What is CVE-2025-1338?

A medium-severity command injection vulnerability affects NUUO Camera up to version 20250203. Organizations must assess the risk and prioritize updates to mitigate potential exploitation.

What is the severity of CVE-2025-1338?

CVE-2025-1338 has a severity rating of MEDIUM with a CVSS base score of 6.9.

CVE-2025-1338 | Medium Vulnerability in NUUO Camera

A vulnerability was found in NUUO Camera up to 20250203. It has been declared as critical. This vulnerability affects the function print_file of the file /handle_config.php. The manipulation of the argument log leads to command injection. The attack can be initiated remotely. The exploit has been disclosed to the public and may be used. The vendor was contacted early about this disclosure but did not respond in any way. Risk to organizations includes unauthorized command execution, which could lead to further system compromise.
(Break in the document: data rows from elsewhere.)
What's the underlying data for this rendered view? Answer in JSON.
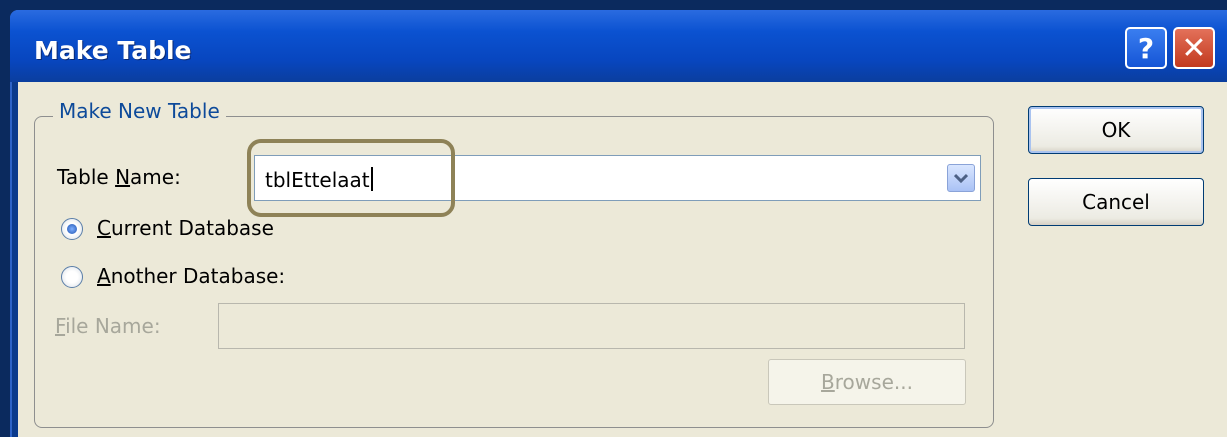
{
  "dialog": {
    "title": "Make Table",
    "help_label": "?",
    "close_label": "✕"
  },
  "group": {
    "legend": "Make New Table",
    "table_name_label_pre": "Table ",
    "table_name_label_key": "N",
    "table_name_label_post": "ame:",
    "table_name_value": "tblEttelaat",
    "current_db_key": "C",
    "current_db_rest": "urrent Database",
    "current_db_checked": true,
    "another_db_key": "A",
    "another_db_rest": "nother Database:",
    "another_db_checked": false,
    "file_name_key": "F",
    "file_name_rest": "ile Name:",
    "file_name_value": "",
    "browse_key": "B",
    "browse_rest": "rowse..."
  },
  "buttons": {
    "ok": "OK",
    "cancel": "Cancel"
  }
}
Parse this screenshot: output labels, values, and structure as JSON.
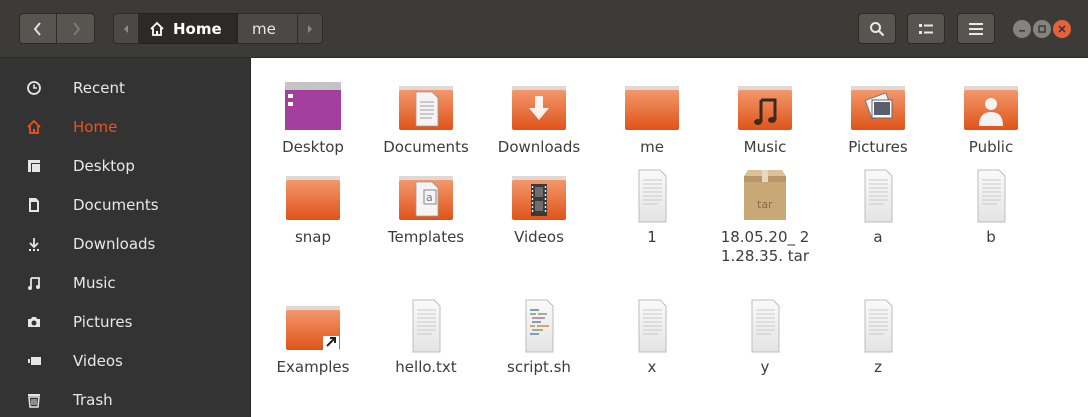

With a CVSS score of 6.9, this vulnerability is classified as medium severity. Organizations using affected versions are advised to assess their exposure and implement necessary mitigations to prevent potential exploitation.

Vulnerability Details

The vulnerability is characterized as a command injection issue, specifically affecting the NUUO Camera's file handling mechanism. The CVSS score reflects a medium risk level, indicating that while the threat is serious, it may not be as immediately impactful as higher-severity vulnerabilities.

Technical Analysis

Root cause analysis indicates that improper validation of user input in the log argument allows for command injection. The attack vector is network-based, requiring no user interaction, and the attack complexity is low, making it easier for attackers to exploit.

Risk & Impact Analysis

Real-world deployment of NUUO Camera without necessary updates poses a risk of unauthorized command execution, potentially leading to data leakage or system downtime. Organizations should prioritize patching immediately.

Exploitation Status

Signal	Status
Known Exploit	Yes
Public PoC	Yes
Actively Exploited	No
Ransomware Use	No

Affected Versions

All versions prior to vendor patch are affected by this vulnerability.

Mitigation & Remediation

Organizations should apply relevant patches as soon as they are available. For additional support, organizations can utilize penetration testing services to validate their remediation efforts.

Detection Guidance

Monitoring logs for suspicious command execution attempts, and unusual access patterns can help in early detection of exploitation attempts.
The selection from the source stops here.